Hati tetap sadar dan menerima ketentuan Allah. Adapun mengenai
syariat tetap saja ia harus berusaha dengan sungguh – sungguh, tidak boleh
malas. Ini namanya, yukti kulla dzi haqqin haqqahu, memberikan hak pada
yang punya hak atau disebut dengan mengisi bidang. Bidang hati ya harus diisi,
sebaliknya bidang jasmani juga harus dipenuhi.
Ijabahnya do’a oleh Allah adalah mutlak hak prerogatif-Nya yang
tidak bisa diganggu gugat oleh yang lain. Oleh karenanya ketika Allah telah
memilihkan waktu dan bentuk ijabah-Nya, maka seorang hamba tidak boleh memilih
keinginannya sendiri. Artinya, ketika waktu dan bentuk ijabah itu tidak sesuai
dengan apa yang menjadi harapannya, ia harus tetap ridla dan ikhlas menerimanya.
Abu Hasan al-Syadzili mengatakan:
لا تختر
من أمرك شيئا واختر أن لا تختار وفر من ذلك المختار
Artinya: Janganlah engkau memilih sesuatu untuk urusanmu,
pilihlah untuk tidak memilih, dan larilah dari pilihan (yang kamu pilih
sendiri) itu.
Jadi janganlah memilih sesuatu untuk urusan dirimu. Serahkan semuanya
pada Allah. Biarkan Allah memilihkannya untukmu. Pilihlah untuk tidak memilih
sesuatu untuk dirimu.
Kebanyakan orang yang mengalami stress karena mereka memilih
urusannya sendiri. Mereka tidak menyandarkan hal itu kepada Allah sehingga
begitu mengalami kegagalan dalam hidupnya, apa yang diinginkannya tidak kunjung
sampai, ia mengalami stress bahkan tidak jarang yang lantas kemudian memilih
mengakhiri hidupnya dengan bunuh diri. Na’udzu billah.

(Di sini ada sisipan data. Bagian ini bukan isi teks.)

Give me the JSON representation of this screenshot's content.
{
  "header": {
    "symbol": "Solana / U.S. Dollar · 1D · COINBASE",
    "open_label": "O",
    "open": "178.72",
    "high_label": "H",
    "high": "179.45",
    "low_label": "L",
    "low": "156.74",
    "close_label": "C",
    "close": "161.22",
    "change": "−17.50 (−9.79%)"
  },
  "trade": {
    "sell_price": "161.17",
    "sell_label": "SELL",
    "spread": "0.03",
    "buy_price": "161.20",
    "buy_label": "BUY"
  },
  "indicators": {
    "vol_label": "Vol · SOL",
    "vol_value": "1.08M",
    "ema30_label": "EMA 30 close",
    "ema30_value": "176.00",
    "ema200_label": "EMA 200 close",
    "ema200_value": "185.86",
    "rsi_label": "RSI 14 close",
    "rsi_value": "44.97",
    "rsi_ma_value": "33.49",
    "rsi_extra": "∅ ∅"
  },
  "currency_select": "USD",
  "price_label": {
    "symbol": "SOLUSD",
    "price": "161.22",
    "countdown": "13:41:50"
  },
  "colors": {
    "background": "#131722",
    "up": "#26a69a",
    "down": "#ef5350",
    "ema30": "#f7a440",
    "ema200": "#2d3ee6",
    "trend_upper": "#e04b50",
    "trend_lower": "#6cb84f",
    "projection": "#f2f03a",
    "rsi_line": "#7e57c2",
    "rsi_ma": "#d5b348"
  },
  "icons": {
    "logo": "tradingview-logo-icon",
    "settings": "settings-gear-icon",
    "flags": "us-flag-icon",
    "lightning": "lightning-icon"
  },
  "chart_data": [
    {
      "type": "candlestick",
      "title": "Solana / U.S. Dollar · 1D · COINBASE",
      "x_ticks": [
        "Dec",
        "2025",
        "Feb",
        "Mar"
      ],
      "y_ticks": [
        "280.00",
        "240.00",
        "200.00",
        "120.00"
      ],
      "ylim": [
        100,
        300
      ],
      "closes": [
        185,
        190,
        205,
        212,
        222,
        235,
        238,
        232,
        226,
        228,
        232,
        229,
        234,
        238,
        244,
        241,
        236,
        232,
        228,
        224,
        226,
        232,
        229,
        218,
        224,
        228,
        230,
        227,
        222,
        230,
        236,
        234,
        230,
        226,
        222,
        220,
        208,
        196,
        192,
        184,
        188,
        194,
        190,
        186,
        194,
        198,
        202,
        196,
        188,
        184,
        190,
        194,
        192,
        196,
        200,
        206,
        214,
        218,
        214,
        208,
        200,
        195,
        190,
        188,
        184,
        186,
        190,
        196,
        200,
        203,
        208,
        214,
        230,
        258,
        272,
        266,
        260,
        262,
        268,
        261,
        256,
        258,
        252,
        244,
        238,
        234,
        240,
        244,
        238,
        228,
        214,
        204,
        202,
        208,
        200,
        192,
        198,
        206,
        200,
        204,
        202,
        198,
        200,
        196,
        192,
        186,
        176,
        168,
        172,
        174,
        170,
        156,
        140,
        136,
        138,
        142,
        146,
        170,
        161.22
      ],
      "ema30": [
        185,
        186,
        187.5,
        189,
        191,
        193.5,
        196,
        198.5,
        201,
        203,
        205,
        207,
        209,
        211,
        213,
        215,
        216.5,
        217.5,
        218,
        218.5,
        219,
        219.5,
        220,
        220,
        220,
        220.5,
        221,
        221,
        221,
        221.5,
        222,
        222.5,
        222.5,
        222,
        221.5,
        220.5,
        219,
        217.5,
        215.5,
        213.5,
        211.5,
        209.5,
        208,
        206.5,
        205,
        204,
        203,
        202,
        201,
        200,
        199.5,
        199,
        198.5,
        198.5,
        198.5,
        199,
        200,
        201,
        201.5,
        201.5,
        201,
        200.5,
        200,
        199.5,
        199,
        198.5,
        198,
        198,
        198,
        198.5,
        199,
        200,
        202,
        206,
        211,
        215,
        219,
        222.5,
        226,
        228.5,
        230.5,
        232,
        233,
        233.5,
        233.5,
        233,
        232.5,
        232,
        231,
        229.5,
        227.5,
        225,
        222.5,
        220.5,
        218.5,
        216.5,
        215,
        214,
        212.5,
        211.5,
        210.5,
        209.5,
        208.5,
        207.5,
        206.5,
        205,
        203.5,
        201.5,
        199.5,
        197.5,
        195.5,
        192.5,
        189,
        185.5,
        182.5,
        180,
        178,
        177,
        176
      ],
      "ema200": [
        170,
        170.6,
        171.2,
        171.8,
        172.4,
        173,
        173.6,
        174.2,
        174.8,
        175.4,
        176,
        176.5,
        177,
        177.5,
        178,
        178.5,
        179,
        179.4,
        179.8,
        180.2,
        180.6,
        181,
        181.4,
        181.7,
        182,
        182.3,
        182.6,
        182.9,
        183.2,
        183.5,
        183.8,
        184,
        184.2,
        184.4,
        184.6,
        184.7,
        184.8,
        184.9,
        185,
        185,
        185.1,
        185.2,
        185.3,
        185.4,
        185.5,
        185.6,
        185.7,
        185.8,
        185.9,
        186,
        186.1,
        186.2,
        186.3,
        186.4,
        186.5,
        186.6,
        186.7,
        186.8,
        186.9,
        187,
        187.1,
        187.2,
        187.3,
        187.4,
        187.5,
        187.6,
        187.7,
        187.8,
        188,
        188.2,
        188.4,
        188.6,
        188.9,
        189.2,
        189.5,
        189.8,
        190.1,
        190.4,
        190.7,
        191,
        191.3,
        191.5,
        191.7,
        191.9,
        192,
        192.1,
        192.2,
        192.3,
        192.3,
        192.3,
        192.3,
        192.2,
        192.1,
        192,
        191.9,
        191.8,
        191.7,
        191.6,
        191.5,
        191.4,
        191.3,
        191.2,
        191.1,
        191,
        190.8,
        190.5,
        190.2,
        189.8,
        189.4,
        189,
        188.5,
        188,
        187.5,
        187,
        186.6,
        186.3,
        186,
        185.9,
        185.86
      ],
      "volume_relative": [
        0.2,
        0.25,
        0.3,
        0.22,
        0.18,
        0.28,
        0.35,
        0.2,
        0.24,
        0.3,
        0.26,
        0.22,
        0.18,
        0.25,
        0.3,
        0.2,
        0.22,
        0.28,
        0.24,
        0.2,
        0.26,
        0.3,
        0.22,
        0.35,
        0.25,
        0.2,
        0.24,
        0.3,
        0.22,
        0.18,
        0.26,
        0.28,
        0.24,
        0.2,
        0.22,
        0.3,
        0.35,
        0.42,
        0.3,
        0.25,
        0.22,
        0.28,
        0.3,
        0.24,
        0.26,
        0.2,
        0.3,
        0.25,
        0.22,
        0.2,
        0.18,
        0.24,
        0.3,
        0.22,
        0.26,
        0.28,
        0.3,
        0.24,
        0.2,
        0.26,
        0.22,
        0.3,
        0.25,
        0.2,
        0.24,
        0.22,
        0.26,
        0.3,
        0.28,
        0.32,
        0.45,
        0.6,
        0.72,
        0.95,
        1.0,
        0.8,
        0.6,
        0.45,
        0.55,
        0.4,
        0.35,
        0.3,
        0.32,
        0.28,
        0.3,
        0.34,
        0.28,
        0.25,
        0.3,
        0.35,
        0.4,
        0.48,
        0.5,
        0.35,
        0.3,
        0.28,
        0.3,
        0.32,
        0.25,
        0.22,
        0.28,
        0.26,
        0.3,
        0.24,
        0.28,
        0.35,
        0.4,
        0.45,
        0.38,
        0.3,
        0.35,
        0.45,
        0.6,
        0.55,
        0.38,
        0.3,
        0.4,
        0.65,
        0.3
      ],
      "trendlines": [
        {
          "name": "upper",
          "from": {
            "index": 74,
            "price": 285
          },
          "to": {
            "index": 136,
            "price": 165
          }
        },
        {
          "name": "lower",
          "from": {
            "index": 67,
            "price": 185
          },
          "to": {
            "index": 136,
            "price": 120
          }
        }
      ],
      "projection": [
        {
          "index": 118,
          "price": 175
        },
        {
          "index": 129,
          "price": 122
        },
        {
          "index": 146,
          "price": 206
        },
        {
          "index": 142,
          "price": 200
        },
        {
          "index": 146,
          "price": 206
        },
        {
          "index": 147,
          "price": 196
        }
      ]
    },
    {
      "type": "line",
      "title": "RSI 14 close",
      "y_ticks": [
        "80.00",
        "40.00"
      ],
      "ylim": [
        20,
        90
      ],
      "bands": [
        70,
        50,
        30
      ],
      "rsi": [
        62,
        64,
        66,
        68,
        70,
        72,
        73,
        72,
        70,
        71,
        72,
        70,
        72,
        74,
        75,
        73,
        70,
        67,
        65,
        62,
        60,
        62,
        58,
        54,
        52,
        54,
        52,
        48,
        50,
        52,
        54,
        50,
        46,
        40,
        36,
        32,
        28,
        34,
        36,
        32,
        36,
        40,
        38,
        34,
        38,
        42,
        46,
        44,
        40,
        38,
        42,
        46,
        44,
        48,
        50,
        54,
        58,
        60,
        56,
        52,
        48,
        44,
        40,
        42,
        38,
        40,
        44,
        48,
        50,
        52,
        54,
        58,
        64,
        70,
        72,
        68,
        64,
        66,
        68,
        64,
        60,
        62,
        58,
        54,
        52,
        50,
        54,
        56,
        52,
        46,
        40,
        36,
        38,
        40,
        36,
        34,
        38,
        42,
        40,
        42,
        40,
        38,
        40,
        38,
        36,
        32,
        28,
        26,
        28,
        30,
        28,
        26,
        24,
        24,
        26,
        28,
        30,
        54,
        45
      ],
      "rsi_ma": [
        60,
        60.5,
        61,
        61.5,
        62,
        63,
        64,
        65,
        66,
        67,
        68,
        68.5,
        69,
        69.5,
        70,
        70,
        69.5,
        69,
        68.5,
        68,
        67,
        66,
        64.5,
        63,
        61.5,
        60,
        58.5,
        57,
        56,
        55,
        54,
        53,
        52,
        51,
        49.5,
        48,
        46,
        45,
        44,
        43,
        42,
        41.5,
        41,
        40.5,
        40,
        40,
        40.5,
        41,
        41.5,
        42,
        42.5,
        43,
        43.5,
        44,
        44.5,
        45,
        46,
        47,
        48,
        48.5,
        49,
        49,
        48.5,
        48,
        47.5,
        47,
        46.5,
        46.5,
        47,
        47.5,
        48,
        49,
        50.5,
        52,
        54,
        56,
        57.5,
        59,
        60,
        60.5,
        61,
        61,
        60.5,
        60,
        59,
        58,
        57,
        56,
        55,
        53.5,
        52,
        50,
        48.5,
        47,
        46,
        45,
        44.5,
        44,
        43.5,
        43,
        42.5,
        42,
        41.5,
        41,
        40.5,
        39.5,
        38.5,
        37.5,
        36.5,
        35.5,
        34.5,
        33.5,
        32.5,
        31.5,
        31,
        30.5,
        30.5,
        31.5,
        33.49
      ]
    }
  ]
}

Ijabah do’a akan terwujud bila do’a itu sudah murni tulus kepada
Allah. Dalam sebuah riwayat disebutkan bahwa:
لا يكون
الفضل إلا للقلوب المنكسرة للنفحات الإلهية مع التبري عن الحول والقوة
Artinya: Fadlal Allah tidak akan diberikan melainkan kepada hati
yang menghadang sangat membutuhkan pertolongan Ilahiyyah disertai dengan
membebaskan diri dari (perasaan) berdaya dan mempunyai kekuatan (billah).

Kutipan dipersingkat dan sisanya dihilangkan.